While in Vancouver filming Runaway with Tom Selleck, Kiss guitarist Gene Simmons described the differences between rocking and filming. "Moviemaking requires much shorter hair," he said. "It's the first time I've seen my ears in 15 years."
Lou Christie, singer of that '60s bubble-gum hit Lightn' Strikes, told his ex-wife, Frances, he was going to a party for soap star Eileen Fulton. "She got all excited—she freaked!" Lou says. "She begged me to get Eileen's autograph." Lou refused—until his ex offered to give up a month's $3,000 alimony if he delivered. If you wanted to find Lou that evening, he was waiting in line for Eileen Fulton's autograph. Says Lou, who will soon send one autograph to his wife and one to their daughter, Bianca, 11, "I know what kind of person Frances is. She'll keep to her end of the bargain."

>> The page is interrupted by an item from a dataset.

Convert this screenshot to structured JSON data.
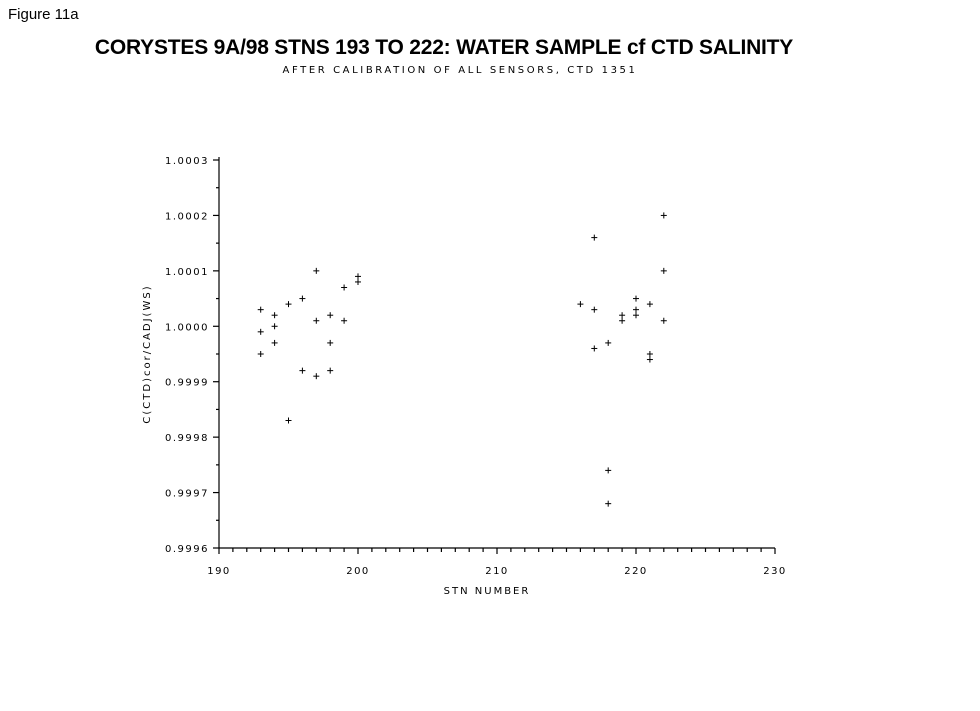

Jennifer Bassey, who plays the sex-crazed Marian Colby on ABC's All My Children, seems to have only one thing on her mind. When asked about her life's philosophy, she replies, "Keeping the men in my life separated from the boys in my life." Her list of favorite things, she says, includes boys and men, and her least favorites are husbands. How about her idea of the perfect date? "A weekend with the Yale football team," she replies. Bet you'll never guess what Jennifer, 40ish, who lives alone with two cats, considers her worst fault: "I'm oversexed."